Here is a sampler I wove to show the separate layers. Also see below for the Weaving Tip I did using diagrams from my book, “Weaving for Beginners”.
I’ve been wracking my brain to be able to show graphically weaving the layers in different blocks. I dreamed up this today–not sure if it will do the job or not.
I was playing with layers and opening them out like Paul O’Conner suggested when I wove “Blue Descending a Staricase”.
Here is the width it was when threaded on the loom before being opened out to the 7 “layers”.
Peggy’s Weaving Tips > Introducing Double Weave
This is taken from my new book, “Weaving for Beginners” on page 245. How double weave works and making a sampler follows on pages 246 through257.
Weaving Two Separate Layers
Double weave is one of my favorite weaves, and most of my students love it, too.
It seems like magic that you can weave two layers of cloth simultaneously—
but that is what happens.
The cloth will be double thickness with a pattern or design happening when the layers exchange places
—going from top to bottom and vice versa.
I like to be the one to introduce weavers to this technique, because once they understand the concept, they feel so capable and proud.

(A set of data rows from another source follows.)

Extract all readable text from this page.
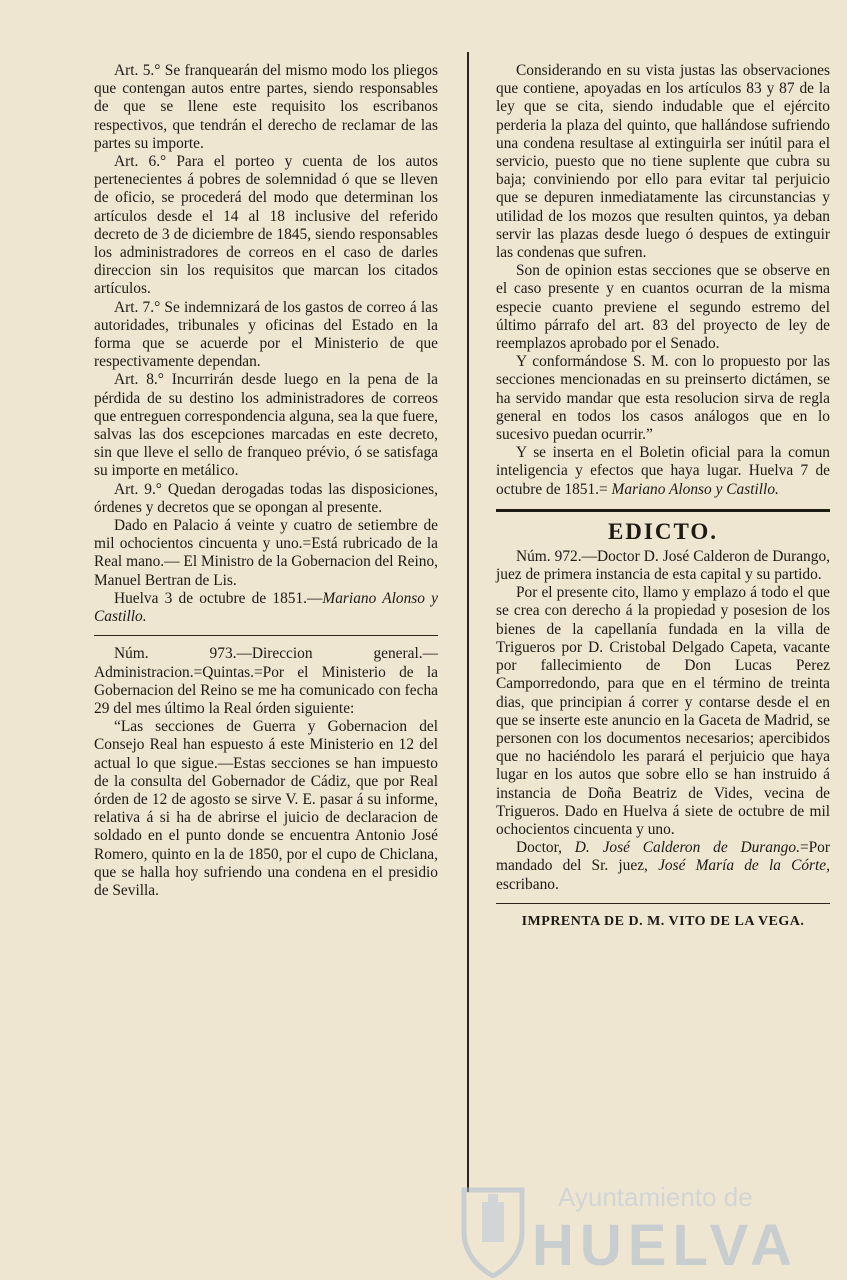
Art. 5.° Se franquearán del mismo modo los pliegos que contengan autos entre partes, siendo responsables de que se llene este requisito los escribanos respectivos, que tendrán el derecho de reclamar de las partes su importe.

Art. 6.° Para el porteo y cuenta de los autos pertenecientes á pobres de solemnidad ó que se lleven de oficio, se procederá del modo que determinan los artículos desde el 14 al 18 inclusive del referido decreto de 3 de diciembre de 1845, siendo responsables los administradores de correos en el caso de darles direccion sin los requisitos que marcan los citados artículos.

Art. 7.° Se indemnizará de los gastos de correo á las autoridades, tribunales y oficinas del Estado en la forma que se acuerde por el Ministerio de que respectivamente dependan.

Art. 8.° Incurrirán desde luego en la pena de la pérdida de su destino los administradores de correos que entreguen correspondencia alguna, sea la que fuere, salvas las dos escepciones marcadas en este decreto, sin que lleve el sello de franqueo prévio, ó se satisfaga su importe en metálico.

Art. 9.° Quedan derogadas todas las disposiciones, órdenes y decretos que se opongan al presente.

Dado en Palacio á veinte y cuatro de setiembre de mil ochocientos cincuenta y uno.=Está rubricado de la Real mano.— El Ministro de la Gobernacion del Reino, Manuel Bertran de Lis.

Huelva 3 de octubre de 1851.—Mariano Alonso y Castillo.

Núm. 973.—Direccion general.—Administracion.=Quintas.=Por el Ministerio de la Gobernacion del Reino se me ha comunicado con fecha 29 del mes último la Real órden siguiente:

“Las secciones de Guerra y Gobernacion del Consejo Real han espuesto á este Ministerio en 12 del actual lo que sigue.—Estas secciones se han impuesto de la consulta del Gobernador de Cádiz, que por Real órden de 12 de agosto se sirve V. E. pasar á su informe, relativa á si ha de abrirse el juicio de declaracion de soldado en el punto donde se encuentra Antonio José Romero, quinto en la de 1850, por el cupo de Chiclana, que se halla hoy sufriendo una condena en el presidio de Sevilla.

Considerando en su vista justas las observaciones que contiene, apoyadas en los artículos 83 y 87 de la ley que se cita, siendo indudable que el ejército perderia la plaza del quinto, que hallándose sufriendo una condena resultase al extinguirla ser inútil para el servicio, puesto que no tiene suplente que cubra su baja; conviniendo por ello para evitar tal perjuicio que se depuren inmediatamente las circunstancias y utilidad de los mozos que resulten quintos, ya deban servir las plazas desde luego ó despues de extinguir las condenas que sufren.

Son de opinion estas secciones que se observe en el caso presente y en cuantos ocurran de la misma especie cuanto previene el segundo estremo del último párrafo del art. 83 del proyecto de ley de reemplazos aprobado por el Senado.

Y conformándose S. M. con lo propuesto por las secciones mencionadas en su preinserto dictámen, se ha servido mandar que esta resolucion sirva de regla general en todos los casos análogos que en lo sucesivo puedan ocurrir.”

Y se inserta en el Boletin oficial para la comun inteligencia y efectos que haya lugar. Huelva 7 de octubre de 1851.= Mariano Alonso y Castillo.

EDICTO.

Núm. 972.—Doctor D. José Calderon de Durango, juez de primera instancia de esta capital y su partido.

Por el presente cito, llamo y emplazo á todo el que se crea con derecho á la propiedad y posesion de los bienes de la capellanía fundada en la villa de Trigueros por D. Cristobal Delgado Capeta, vacante por fallecimiento de Don Lucas Perez Camporredondo, para que en el término de treinta dias, que principian á correr y contarse desde el en que se inserte este anuncio en la Gaceta de Madrid, se personen con los documentos necesarios; apercibidos que no haciéndolo les parará el perjuicio que haya lugar en los autos que sobre ello se han instruido á instancia de Doña Beatriz de Vides, vecina de Trigueros. Dado en Huelva á siete de octubre de mil ochocientos cincuenta y uno.

Doctor, D. José Calderon de Durango.=Por mandado del Sr. juez, José María de la Córte, escribano.

IMPRENTA DE D. M. VITO DE LA VEGA.
Ayuntamiento de
HUELVA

There is a lot more to learn about double weave than the basics given here.
Read more in weaving books. Some special techniques and considerations are given in my third book, Weaving & Drafting Your Own Cloth, beginning on
There are three basic variations of double weave:
1. Weaving two separate layers at once: See Figure 481.
2 Weaving a tube: See Figure 482.
3. Weaving double width: (You can weave a cloth twice as wide as your loom!) See Figure 483.